Bonjour ! Merci à tous les trois pour vos reviews et voilà la suite (avec un peu de retard, oui, mais c'est parce que je n'ai aucun temps pour moi, je suis débordée…) Bonne lecture !
2. Se rencontrer au parc.
La semaine avait passé. Jeff s'était encore fait humilié par Dave et ses copains. De toute façon, c'était comme ça presque chaque jour, il avait l'habitude, maintenant. Le soir, il rentrait à chaque fois un peu plus triste et un peu plus désespéré. Sa mère le voyait bien, elle essayait de le faire parler, mais il refusait de discuter avec elle. Il ne fallait pas qu'elle soit au courant.
C'était un samedi de février, il faisait doux mais le soleil était quand même caché par de gros nuages gris. La neige n'avait pas tenu au sol. Alors que le petit garçon blond prenait son petit déjeuner dans la cuisine, sa mère le réprimanda :
– Jeff ! Combien de fois va-t-il falloir que je te demande d'essuyer tes pieds sur le paillasson avant d'entrer dans la maison ?
– Mais maman, j'étais pressé !
– Je m'en fiche. La prochaine fois, tu seras puni.
Jeff soupira et reprit une cuillère de soupe.
– Et puis, pourquoi est-ce que je suis obligé de manger de la soupe ? C'est pas bon et ça brûle la langue.
– Ça fait grandir.
– Je suis déjà assez grand ! protesta le blond.
– Jeff, mange et peut-être que je t'emmènerai au parc.
Tout de suite, le garçon redressa la tête.
– Au parc ? C'est vrai ?
– Oui, mais uniquement si tu es sage.
Le blond sourit et continua de manger sans bruit. Jeff adorait aller au parc. Il n'avait pas beaucoup d'amis là-bas, mais il s'y amusait tant. Il apportait ses petites voitures et ses figurines et jouait dans le bac à sable ou dans la cabane en bois. Personne ne voulait s'amuser avec lui, mais ce n'était pas vraiment grave.
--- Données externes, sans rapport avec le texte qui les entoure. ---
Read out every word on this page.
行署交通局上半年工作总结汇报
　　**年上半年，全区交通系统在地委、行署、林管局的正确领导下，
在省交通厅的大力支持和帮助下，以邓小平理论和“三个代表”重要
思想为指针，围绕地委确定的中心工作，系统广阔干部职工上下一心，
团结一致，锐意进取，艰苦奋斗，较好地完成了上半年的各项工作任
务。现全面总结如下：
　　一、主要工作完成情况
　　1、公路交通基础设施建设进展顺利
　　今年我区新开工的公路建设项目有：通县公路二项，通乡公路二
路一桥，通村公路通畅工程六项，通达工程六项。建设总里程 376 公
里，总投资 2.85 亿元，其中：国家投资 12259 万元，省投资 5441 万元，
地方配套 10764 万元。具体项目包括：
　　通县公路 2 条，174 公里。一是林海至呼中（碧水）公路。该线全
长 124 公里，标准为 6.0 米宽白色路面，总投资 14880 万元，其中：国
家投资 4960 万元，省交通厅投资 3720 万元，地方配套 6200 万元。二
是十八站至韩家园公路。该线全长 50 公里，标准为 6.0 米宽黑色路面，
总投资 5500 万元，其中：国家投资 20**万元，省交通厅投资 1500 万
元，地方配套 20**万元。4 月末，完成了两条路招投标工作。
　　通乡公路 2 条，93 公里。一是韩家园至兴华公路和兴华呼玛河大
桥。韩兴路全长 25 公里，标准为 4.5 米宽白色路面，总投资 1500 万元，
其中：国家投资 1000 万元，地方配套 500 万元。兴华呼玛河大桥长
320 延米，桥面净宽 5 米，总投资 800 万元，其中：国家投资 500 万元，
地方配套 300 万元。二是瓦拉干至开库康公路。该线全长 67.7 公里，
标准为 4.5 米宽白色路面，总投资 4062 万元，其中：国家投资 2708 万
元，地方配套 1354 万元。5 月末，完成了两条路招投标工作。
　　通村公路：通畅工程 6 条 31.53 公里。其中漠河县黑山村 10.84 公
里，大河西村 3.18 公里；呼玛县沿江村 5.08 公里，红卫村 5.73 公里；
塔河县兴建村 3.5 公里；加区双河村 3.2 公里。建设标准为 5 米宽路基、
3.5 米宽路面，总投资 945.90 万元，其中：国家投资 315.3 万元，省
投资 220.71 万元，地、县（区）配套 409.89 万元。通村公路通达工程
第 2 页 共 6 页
Du moment qu'ils ne s'en prenaient pas à lui. Et puis, ses amis étaient ses jouets.
Sa mère s'inquiétait un peu pour lui. Les autres enfants ne s'intéressaient pas à son fils et le laissaient souvent de côté. Il n'était pas comme les autres, elle le savait.
En un clin d'œil, le garçon finit son assiette et demanda :
– Maman, je peux sortir de table ?
– Oui, si tu as fini.
– Merci !
Il sauta de sa chaise et alla dans sa chambre. En attendant que sa mère vienne le chercher pour l'emmener au parc, il s'amusa à dessiner des animaux. Alors qu'il terminait son abeille, Stormie entra.
– Jeff, chéri, c'est l'heure. Viens mettre ton manteau.
Le blond laissa en plan ses affaires et suivit sa mère. Il enfila sa veste, mais sur le moment de partir, il rebroussa chemin.
– Où est-ce que tu vas, Jeff ? s'enquit Stormie.
– Chercher des jouets ! J'ai failli oublier.
Il entra dans sa chambre et mit quelques voitures et quelques figurines dans un sac, puis rejoignit sa mère dans la voiture.
– Dépêchons-nous, ou les bancs seront tous pris.
Sa mère démarra.
Lana cherchait Nick partout. Où est-ce que ce gamin était encore allé se cacher ?
– Nick ! s'écria-t-elle. Nick, où es-tu ?
Personne ne répondit. Evidemment. Alors que Lana marchait dans les couloirs, elle croisa Wes, un "ami" de Nick, ainsi que d'autres enfants. Ce n'était pas vraiment son ami – Nick n'avait pas d'amis – mais ils s'aimaient bien. Wes était asiatique. Il était dans l'orphelinat depuis sa naissance. Sa mère, trop pauvre pour l'élever, l'avait déposé devant le bâtiment, un soir de décembre. Depuis, l'enfant de dix ans n'avait pas trouvé de famille pour l'accueillir.
– Wes ! Tu n'aurais pas vu Nick ?
– Non, mademoiselle. Mais peut-être qu'il est à l'Endroit ?
– Oui, sûrement. Merci. Au fait, tu pourrais dire à Sebastian qu'une famille l'attend dans le hall ?
– Oui, mademoiselle. J'espère que cette fois, il va réussir à tenir plus de deux jours.
Lana acquiesça en soupirant. Elle savait très bien que Sebastian mènerait la vie dure à sa nouvelle famille et qu'il rentrerait à l'orphelinat quelques jours plus tard. Tout au fond d'elle, elle savait pourquoi il était aussi désagréable avec tout le monde. C'était à cause de Hunter. Il ne voulait pas partir de l'orphelinat parce qu'il était là. Alors s'il partait, qui veillerait sur lui ? Donc il faisait n'importe quoi et sa nouvelle famille le ramenait aussitôt là où elle l'avait trouvé.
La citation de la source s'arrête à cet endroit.